Texte intégral
Ch. civile A
ARRET No
du 03 OCTOBRE 2012
R. G : 10/ 00859 C-RMS
Décision déférée à la Cour :
Jugement Au fond, origine Tribunal de Grande Instance de BASTIA, décision attaquée en date du 29 Juillet 2010, enregistrée sous le no 09/ 878
X...
C/
B...
COUR D'APPEL DE BASTIA
CHAMBRE CIVILE
ARRET DU
TROIS OCTOBRE DEUX MILLE DOUZE
APPELANT :
Monsieur Jean-Baptiste X...
né le 08 Janvier 1959 à VALLE DI CAMPOLORO (20221)
...
20240 SOLARO
ayant pour avocat Me Antoine-Paul ALBERTINI, avocat au barreau de BASTIA, Me Céline PIANELLI, avocat au barreau de BASTIA
INTIMEE :
Madame Pascale Marie Georges B... épouse X...

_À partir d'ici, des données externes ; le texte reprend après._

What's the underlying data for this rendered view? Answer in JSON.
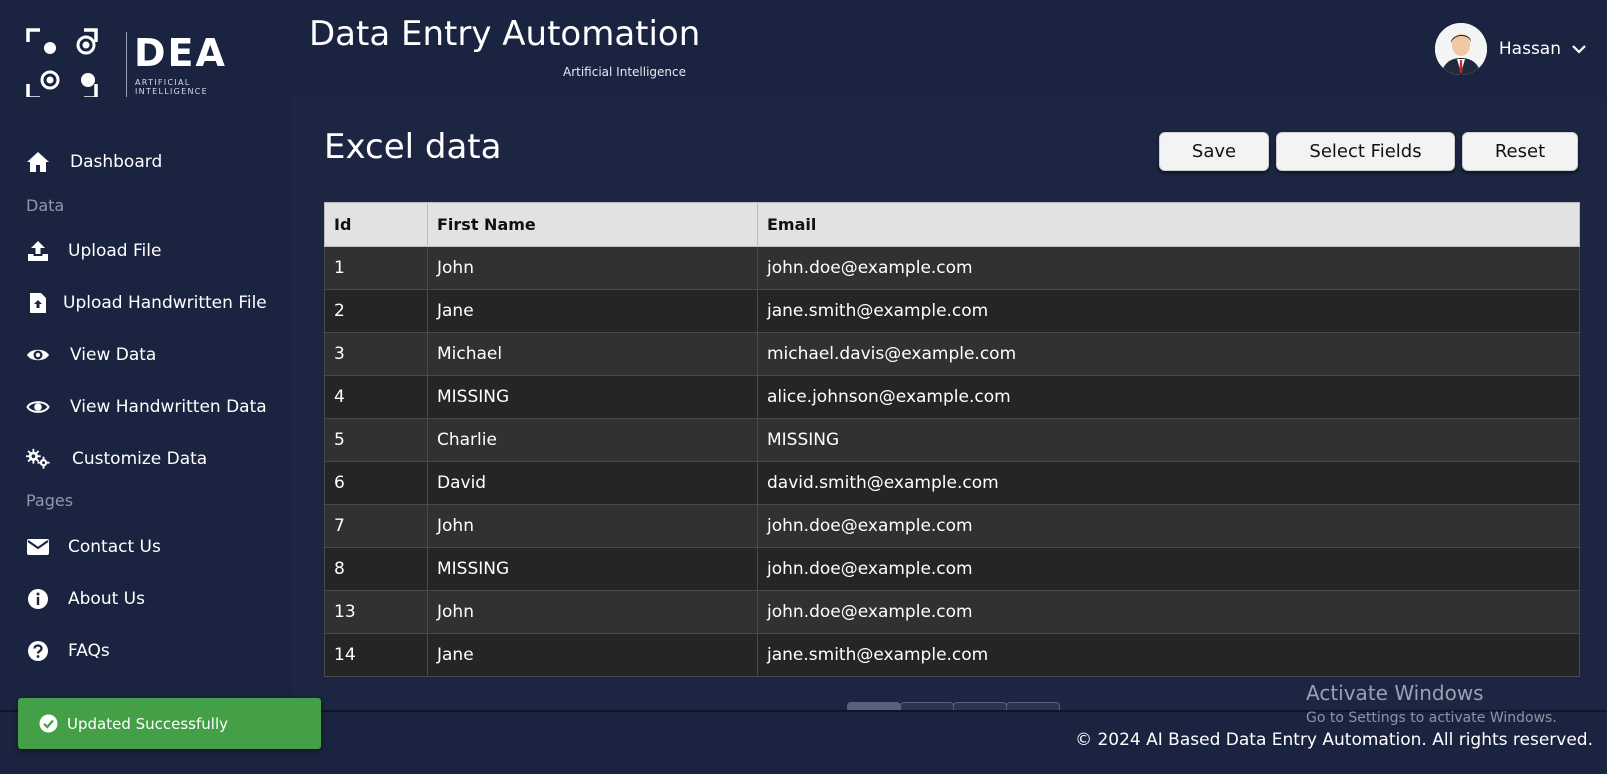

née le 29 Novembre 1959 à LYON (69000)
...
20270 ALERIA
ayant pour avocat la SCP RIBAUT-BATTAGLINI, avocats au barreau de BASTIA, Me Laurence GAERTNER DE ROCCA SERRA, avocat au barreau de BASTIA
COMPOSITION DE LA COUR :
L'affaire a été débattue en chambre du conseil du 02 juillet 2012, devant la Cour composée de :
Madame Julie GAY, Président de chambre
Madame Rose-May SPAZZOLA, Conseiller
Monsieur Pierre Yves CUZIN, Vice-Président placé près Monsieur le Premier Président
qui en ont délibéré.
GREFFIER LORS DES DEBATS :
Madame Marie-Jeanne ORSINI.
Les parties ont été avisées que le prononcé public de la décision aura lieu par mise à disposition au greffe le 03 octobre 2012
ARRET :
Contradictoire,
Prononcé publiquement par mise à disposition au greffe de la Cour, les parties en ayant été préalablement avisées dans les conditions prévues au deuxième alinéa de l'article 450 du code de procédure civile.
Signé par Madame Julie GAY, Président de chambre, et par Madame Martine COMBET, Greffier auquel la minute de la décision a été remise par le magistrat signataire.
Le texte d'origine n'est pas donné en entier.